Die Männer und Frauen aus der Sechsten hatten ebenfalls ihre Ausrüstung geschultert, sammelten sich um ihren Kommandeur.
"Mußt du nicht los?", fragte sie Zucker, hatte derweil dem Hauptmann gesandt.
"Ich hoffte auf einen Kuss zur Motivation..." Seine Finger strichen am Geländer entlang.
"Wollte dir Jason keinen geben?", scherzte Laree.
"Hab mich nich getraut. Seine martialische Rüstung macht mich schüchtern", erwiderte er, grinste schalkhaft. Laree ergriff seine Hand, führte sie zu ihrem Mund und küsste den Handrücken wie bei einem höfischen Zeremionell.
"Komm lebend wieder."
Zucker verbeugte sich gespielt huldvoll, machte kehrt und eilte zu seiner Kompanie. Erst jetzt, wo tatsächlich alle aus der Sechsten auf einem Haufen waren, sah man, dass sie doch weit mehr als eine Handvoll Leute ausmachten. Es mußten fast hundert sein, vermutete Laree. War es ausreichend?

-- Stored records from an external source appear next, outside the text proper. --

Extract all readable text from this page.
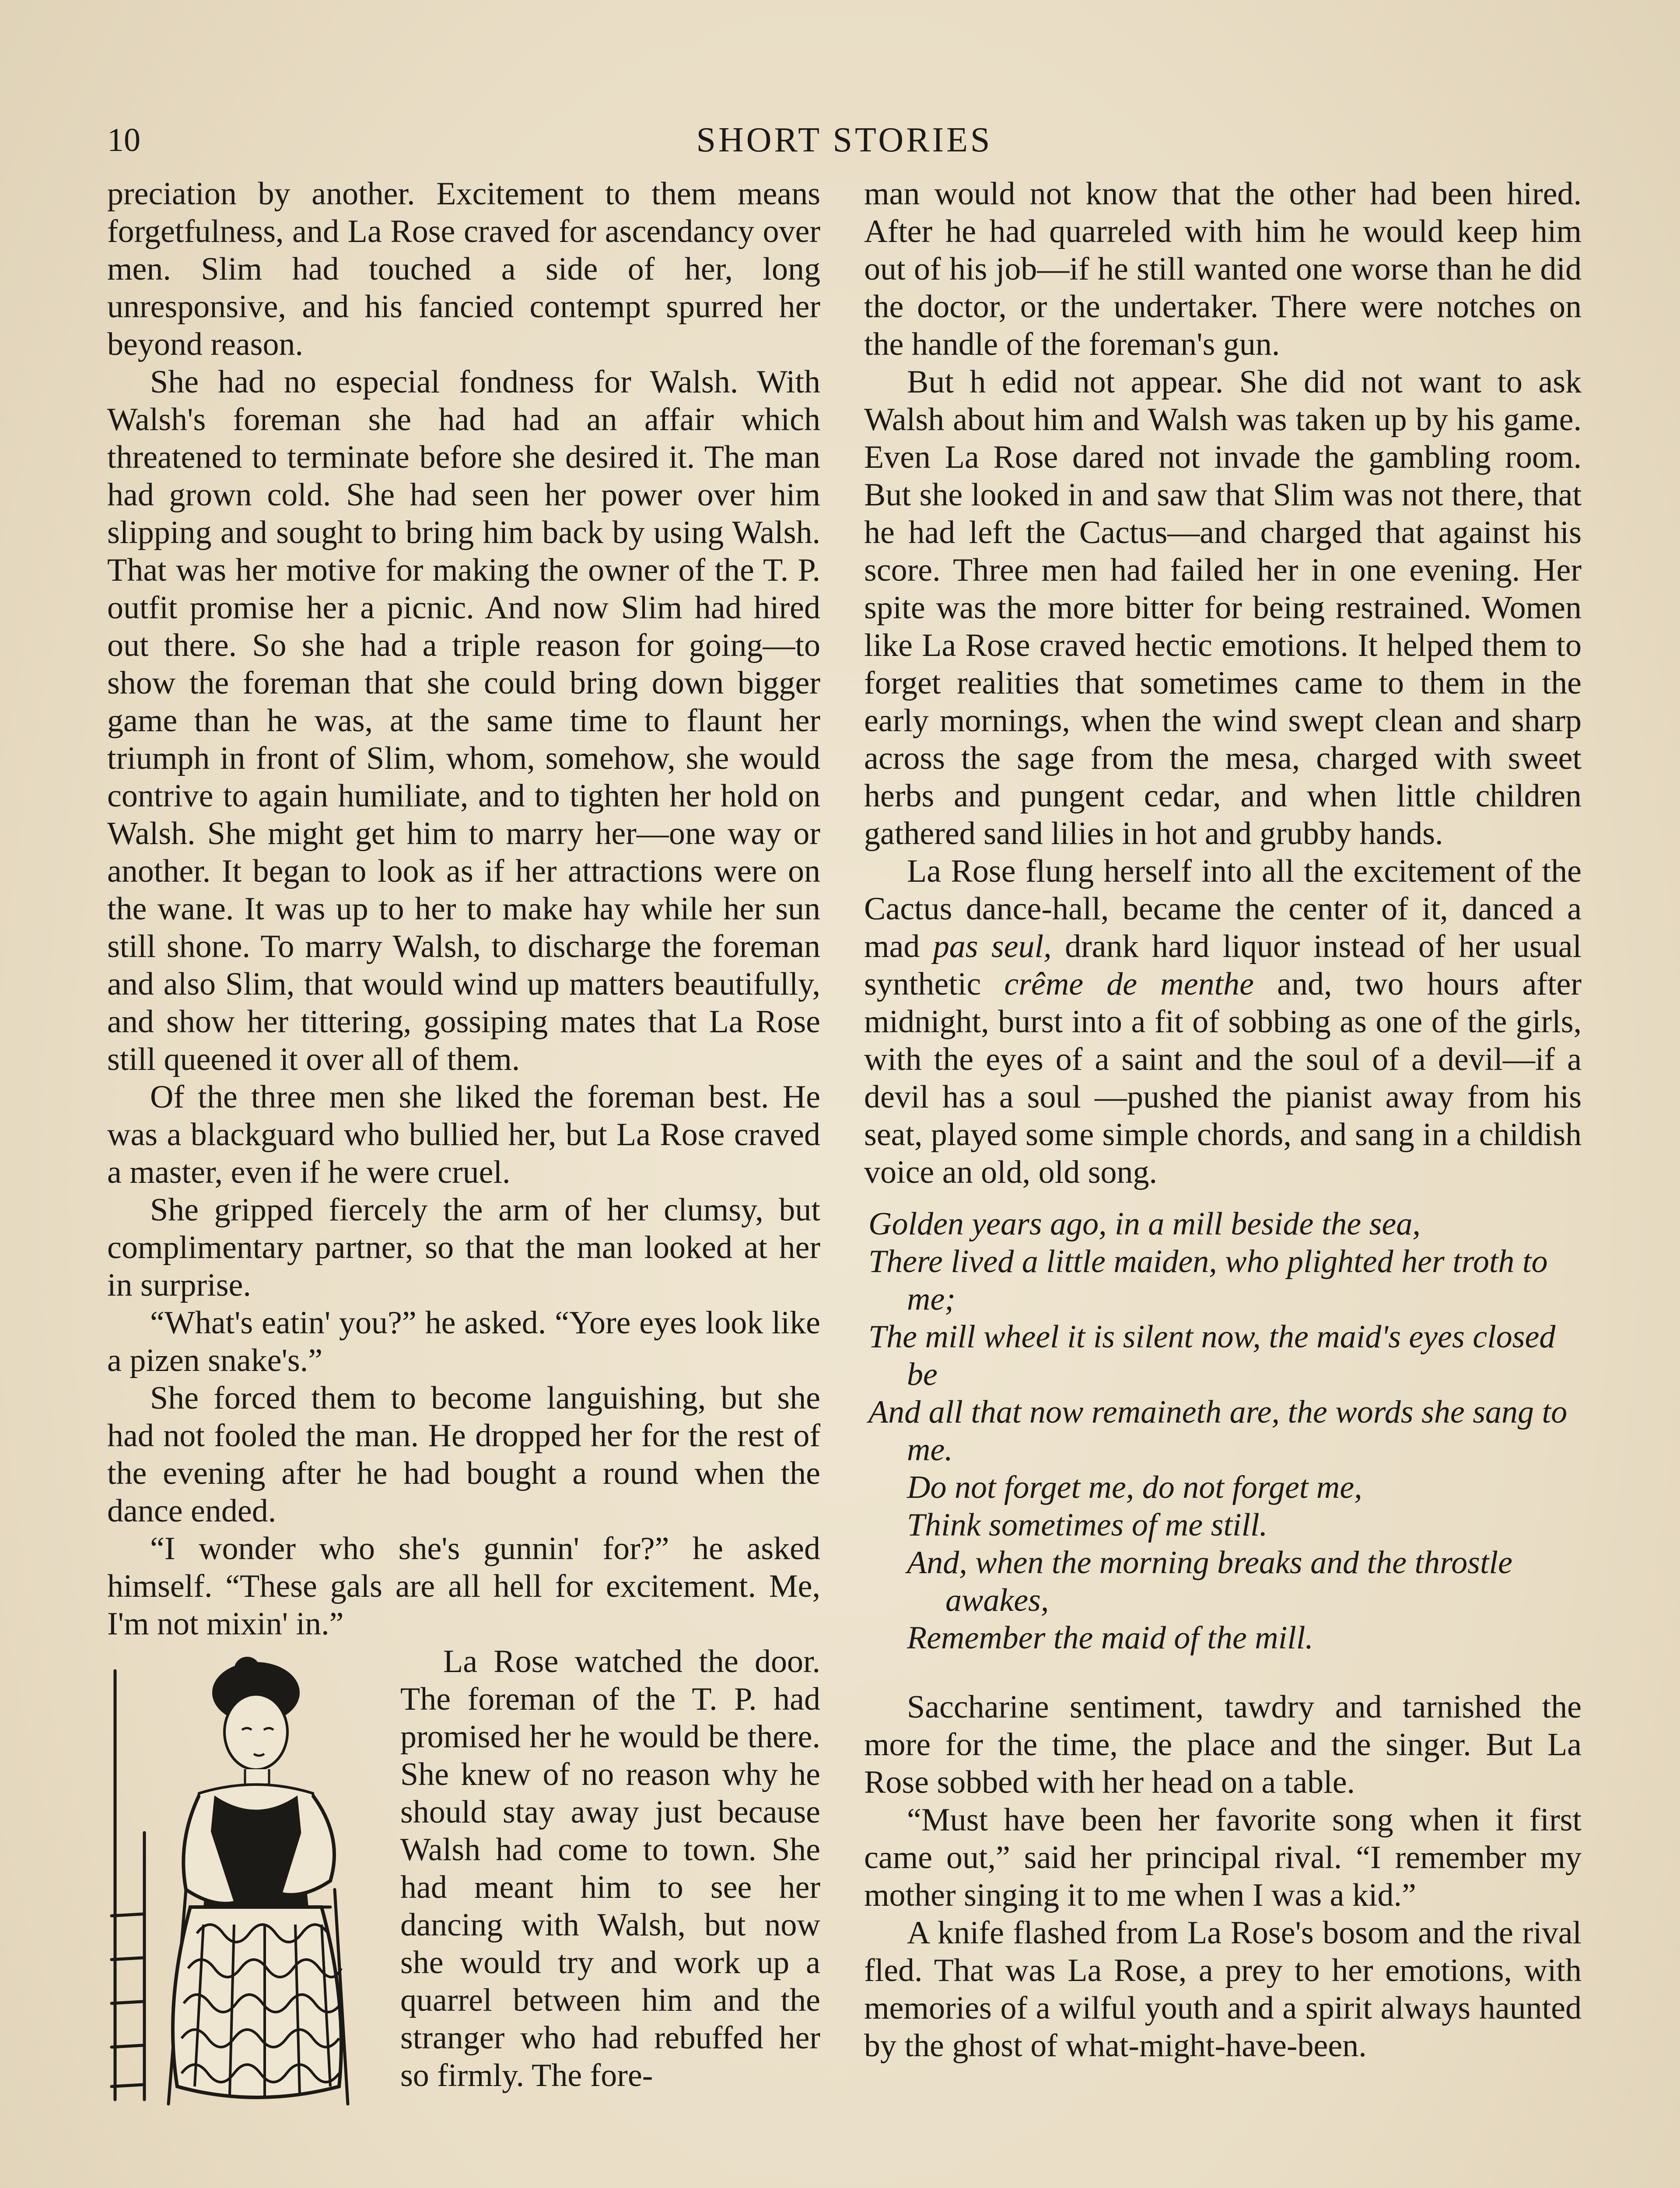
10	SHORT STORIES

preciation by another. Excitement to them means forgetfulness, and La Rose craved for ascendancy over men. Slim had touched a side of her, long unresponsive, and his fancied contempt spurred her beyond reason.

She had no especial fondness for Walsh. With Walsh's foreman she had had an affair which threatened to terminate before she desired it. The man had grown cold. She had seen her power over him slipping and sought to bring him back by using Walsh. That was her motive for making the owner of the T. P. outfit promise her a picnic. And now Slim had hired out there. So she had a triple reason for going—to show the foreman that she could bring down bigger game than he was, at the same time to flaunt her triumph in front of Slim, whom, somehow, she would contrive to again humiliate, and to tighten her hold on Walsh. She might get him to marry her—one way or another. It began to look as if her attractions were on the wane. It was up to her to make hay while her sun still shone. To marry Walsh, to discharge the foreman and also Slim, that would wind up matters beautifully, and show her tittering, gossiping mates that La Rose still queened it over all of them.

Of the three men she liked the foreman best. He was a blackguard who bullied her, but La Rose craved a master, even if he were cruel.

She gripped fiercely the arm of her clumsy, but complimentary partner, so that the man looked at her in surprise.

“What's eatin' you?” he asked. “Yore eyes look like a pizen snake's.”

She forced them to become languishing, but she had not fooled the man. He dropped her for the rest of the evening after he had bought a round when the dance ended.

“I wonder who she's gunnin' for?” he asked himself. “These gals are all hell for excitement. Me, I'm not mixin' in.”

La Rose watched the door. The foreman of the T. P. had promised her he would be there. She knew of no reason why he should stay away just because Walsh had come to town. She had meant him to see her dancing with Walsh, but now she would try and work up a quarrel between him and the stranger who had rebuffed her so firmly. The fore-

man would not know that the other had been hired. After he had quarreled with him he would keep him out of his job—if he still wanted one worse than he did the doctor, or the undertaker. There were notches on the handle of the foreman's gun.

But h edid not appear. She did not want to ask Walsh about him and Walsh was taken up by his game. Even La Rose dared not invade the gambling room. But she looked in and saw that Slim was not there, that he had left the Cactus—and charged that against his score. Three men had failed her in one evening. Her spite was the more bitter for being restrained. Women like La Rose craved hectic emotions. It helped them to forget realities that sometimes came to them in the early mornings, when the wind swept clean and sharp across the sage from the mesa, charged with sweet herbs and pungent cedar, and when little children gathered sand lilies in hot and grubby hands.

La Rose flung herself into all the excitement of the Cactus dance-hall, became the center of it, danced a mad pas seul, drank hard liquor instead of her usual synthetic crême de menthe and, two hours after midnight, burst into a fit of sobbing as one of the girls, with the eyes of a saint and the soul of a devil—if a devil has a soul —pushed the pianist away from his seat, played some simple chords, and sang in a childish voice an old, old song.

Golden years ago, in a mill beside the sea,
There lived a little maiden, who plighted her troth to me;
The mill wheel it is silent now, the maid's eyes closed be
And all that now remaineth are, the words she sang to me.
Do not forget me, do not forget me,
Think sometimes of me still.
And, when the morning breaks and the throstle awakes,
Remember the maid of the mill.

Saccharine sentiment, tawdry and tarnished the more for the time, the place and the singer. But La Rose sobbed with her head on a table.

“Must have been her favorite song when it first came out,” said her principal rival. “I remember my mother singing it to me when I was a kid.”

A knife flashed from La Rose's bosom and the rival fled. That was La Rose, a prey to her emotions, with memories of a wilful youth and a spirit always haunted by the ghost of what-might-have-been.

Frostseel und Hauptmann Orekh waren aus dem Gutshaus gekommen, danach folgten noch andere Offiziere, doch Maeve sah Laree nicht. Hatte Tiger sich noch von ihr verabschiedet? Orekh gab den Wachen an den Toren ein Zeichen. Große Hörner wurden geblasen und Trommeln geschlagen. Es war wohl ein notwendiges Ritual, alle beobachteten den Aufbruch. Langsam setzte sich die Kompanie und Malatestes Einheit in Bewegung.
"Schau ihn dir noch einmal gut an, Gefreite, er wird nicht wieder kommen", vernahm sie die süffisante Stimme von Feldwebel Bovert, der sich neben sie gestellt hatte.

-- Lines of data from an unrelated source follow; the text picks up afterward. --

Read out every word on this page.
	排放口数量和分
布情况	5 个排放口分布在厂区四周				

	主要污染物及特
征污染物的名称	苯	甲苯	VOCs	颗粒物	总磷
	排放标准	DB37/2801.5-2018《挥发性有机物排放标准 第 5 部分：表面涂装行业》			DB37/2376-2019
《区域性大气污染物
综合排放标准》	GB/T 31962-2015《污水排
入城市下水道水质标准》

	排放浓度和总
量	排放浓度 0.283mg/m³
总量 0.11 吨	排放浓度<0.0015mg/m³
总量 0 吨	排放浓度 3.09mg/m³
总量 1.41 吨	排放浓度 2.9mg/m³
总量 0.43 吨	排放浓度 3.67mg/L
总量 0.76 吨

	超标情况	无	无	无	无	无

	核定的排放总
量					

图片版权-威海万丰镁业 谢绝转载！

"Du hast keine Ahnung", sagte Laree leise, während sie sich eines Schauderns nicht erwehren konnte.
Rashar blieb noch einmal vor dem Gutshaus stehen, verbeugte sich auf dem Pferd. "Ich bringe dir Prinz Tujeks Kopf mit, Kommandeurin", versprach er ihr. "Die letzte Gelegenheit - will der Rest der Zweiten sich anschließen, um einen großartigen Triumph einzufahren?"
Frostseel sagte nichts. Rashar richtete sich wieder auf, nickte den Offizieren nochmal zu und setzte sein Pferd wieder in Bewegung.
"Ihr habts gehört, der Ruhm gehört uns allein!", rief er, "Für Sion!" Die Rufe wurden aufgegriffen, doch in den Gesichtern der Sechsten klang es mehr wie ein geheimer Witz. Die Stimmung unter ihnen war locker. Wenn sie Angst hatten, so zeigte es keiner von ihnen.